Passkeys, described on Google’s developer blog, are now enabled for users and developers on Android and Chrome. A passkey replaces a password when you sign in to websites and apps. Compatibility with the latter is yet to arrive later this year via the native API, though. At the same time, developers can start integrating Passkey into their sites starting today.
How a password works and why it is better than a password
Password has a familiar interface to using passwords to manually (or auto-fill) login to apps and websites on a smartphone or laptop. It’s safer and faster than traditional passwords that need to be typed and remembered.
Instead of the user generating the passwords by combining letters, numbers and characters, the task is done by the device. These generated passkeys are stored in the device. Depending on the provider, it can sync these keys to its own cloud or system for backup purposes if you lose access to the device.
Cross-platform: Passkey works with different operating systems and browsers
Since the password is built on the same industry standards, there is support for cross platforms. An Android device can be used to log into a website on another Mac or a browser running Windows. Alternatively, an iOS device can be used to access a page on the Chrome browser.
Apple started implementing its own passcode for iPhones and Macs last year. It uses iCloud Keychain to sync user passwords. Similarly, Google says that all passwords created on Android devices and computers are securely synced with Google Password Manager to prevent your phone from being locked if you lose it.
How to create and use a passkey on an Android smartphone
Creating the password is much easier than choosing your own password and then remembering to use it on another device. Passkey generation for Android and Apple devices is done in two steps.
Here’s how to set a passkey for any active websites and apps or services:
- Create passkey information via Google Account.
- Use screen lock, fingerprint or Face ID to authenticate.
How to use a passkey when accessing services, pages or apps:
- Select the password.
- Log in using screen lock, fingerprint or face (smartphone).
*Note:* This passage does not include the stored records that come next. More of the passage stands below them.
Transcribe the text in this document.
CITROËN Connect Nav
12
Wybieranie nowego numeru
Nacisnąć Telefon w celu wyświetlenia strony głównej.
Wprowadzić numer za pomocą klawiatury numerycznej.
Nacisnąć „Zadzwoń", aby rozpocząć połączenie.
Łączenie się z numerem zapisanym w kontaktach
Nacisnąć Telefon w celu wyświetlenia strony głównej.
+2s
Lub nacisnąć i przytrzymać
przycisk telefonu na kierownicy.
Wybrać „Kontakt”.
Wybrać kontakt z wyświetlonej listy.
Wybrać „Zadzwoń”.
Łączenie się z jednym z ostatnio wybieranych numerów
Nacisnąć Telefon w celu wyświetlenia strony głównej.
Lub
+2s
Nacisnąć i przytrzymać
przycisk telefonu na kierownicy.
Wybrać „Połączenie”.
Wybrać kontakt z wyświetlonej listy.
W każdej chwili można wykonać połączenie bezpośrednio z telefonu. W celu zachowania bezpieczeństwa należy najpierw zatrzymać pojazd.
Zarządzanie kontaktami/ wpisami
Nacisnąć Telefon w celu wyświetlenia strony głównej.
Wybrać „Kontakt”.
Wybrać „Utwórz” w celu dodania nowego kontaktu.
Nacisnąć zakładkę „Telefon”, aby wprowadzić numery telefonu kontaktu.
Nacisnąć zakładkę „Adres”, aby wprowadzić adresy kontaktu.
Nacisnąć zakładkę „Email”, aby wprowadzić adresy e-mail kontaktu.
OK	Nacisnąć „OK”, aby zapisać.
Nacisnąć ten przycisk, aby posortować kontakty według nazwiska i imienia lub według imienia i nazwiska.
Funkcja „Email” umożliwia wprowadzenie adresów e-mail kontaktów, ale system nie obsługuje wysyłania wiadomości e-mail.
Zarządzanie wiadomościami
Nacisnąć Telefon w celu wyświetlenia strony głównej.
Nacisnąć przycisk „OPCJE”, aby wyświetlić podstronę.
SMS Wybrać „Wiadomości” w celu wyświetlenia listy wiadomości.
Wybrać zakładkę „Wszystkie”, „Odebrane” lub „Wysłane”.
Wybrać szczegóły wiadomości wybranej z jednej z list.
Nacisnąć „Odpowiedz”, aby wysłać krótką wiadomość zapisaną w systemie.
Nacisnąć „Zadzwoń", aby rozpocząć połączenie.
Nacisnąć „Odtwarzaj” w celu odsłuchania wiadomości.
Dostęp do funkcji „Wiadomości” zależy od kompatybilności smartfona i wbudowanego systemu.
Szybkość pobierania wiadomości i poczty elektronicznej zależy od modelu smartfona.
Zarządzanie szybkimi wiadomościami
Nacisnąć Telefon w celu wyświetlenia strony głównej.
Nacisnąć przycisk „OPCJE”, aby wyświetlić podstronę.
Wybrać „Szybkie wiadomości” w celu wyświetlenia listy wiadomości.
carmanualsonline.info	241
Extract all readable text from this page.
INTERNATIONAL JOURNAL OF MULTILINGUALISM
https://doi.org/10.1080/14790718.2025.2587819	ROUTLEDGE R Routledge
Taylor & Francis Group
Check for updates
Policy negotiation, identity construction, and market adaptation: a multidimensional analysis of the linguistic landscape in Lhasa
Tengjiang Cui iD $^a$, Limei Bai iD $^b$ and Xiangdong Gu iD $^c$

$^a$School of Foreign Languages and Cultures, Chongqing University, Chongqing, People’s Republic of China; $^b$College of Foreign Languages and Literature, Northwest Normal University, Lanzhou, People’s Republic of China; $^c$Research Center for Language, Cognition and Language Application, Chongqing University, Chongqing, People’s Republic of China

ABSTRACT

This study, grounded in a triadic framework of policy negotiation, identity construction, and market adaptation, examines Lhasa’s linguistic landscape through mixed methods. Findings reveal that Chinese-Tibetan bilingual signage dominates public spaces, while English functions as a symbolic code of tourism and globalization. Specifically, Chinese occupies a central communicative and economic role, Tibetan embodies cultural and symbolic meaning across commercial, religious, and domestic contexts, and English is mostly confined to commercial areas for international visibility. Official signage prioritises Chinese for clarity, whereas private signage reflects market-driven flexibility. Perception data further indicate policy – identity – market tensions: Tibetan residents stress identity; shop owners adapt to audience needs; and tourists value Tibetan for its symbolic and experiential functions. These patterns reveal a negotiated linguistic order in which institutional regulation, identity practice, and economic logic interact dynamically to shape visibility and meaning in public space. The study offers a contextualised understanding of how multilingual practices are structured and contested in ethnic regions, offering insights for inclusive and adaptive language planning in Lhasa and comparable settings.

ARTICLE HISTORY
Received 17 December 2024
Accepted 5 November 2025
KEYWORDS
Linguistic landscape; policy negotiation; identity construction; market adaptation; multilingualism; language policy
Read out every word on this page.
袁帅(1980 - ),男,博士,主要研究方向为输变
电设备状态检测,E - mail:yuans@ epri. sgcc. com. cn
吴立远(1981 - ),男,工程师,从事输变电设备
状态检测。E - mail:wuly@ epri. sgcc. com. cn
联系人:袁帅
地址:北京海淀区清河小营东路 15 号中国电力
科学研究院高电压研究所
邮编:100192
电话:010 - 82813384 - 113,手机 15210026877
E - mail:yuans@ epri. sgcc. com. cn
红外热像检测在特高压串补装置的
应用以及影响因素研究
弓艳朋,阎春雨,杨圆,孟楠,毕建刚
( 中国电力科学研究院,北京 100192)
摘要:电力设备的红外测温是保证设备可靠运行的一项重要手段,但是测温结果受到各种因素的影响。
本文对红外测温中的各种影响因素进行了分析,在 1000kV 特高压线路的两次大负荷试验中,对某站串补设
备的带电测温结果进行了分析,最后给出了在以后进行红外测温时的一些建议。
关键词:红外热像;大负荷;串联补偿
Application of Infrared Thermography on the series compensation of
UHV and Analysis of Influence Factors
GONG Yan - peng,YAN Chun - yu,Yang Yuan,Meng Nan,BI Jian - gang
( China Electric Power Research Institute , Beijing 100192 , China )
On the other hand, using the passkeys on computers or different browsers is done by scanning the QR code provided by the page or app. But we don’t rule out the possibility that this method could be improved in the future. By verifying the request on the device with biometrics such as facial or fingerprint scanning.
What are your thoughts on replacing passwords? Do you still think there might be major security holes in it? Let us know your answer in the comments – we’re listening.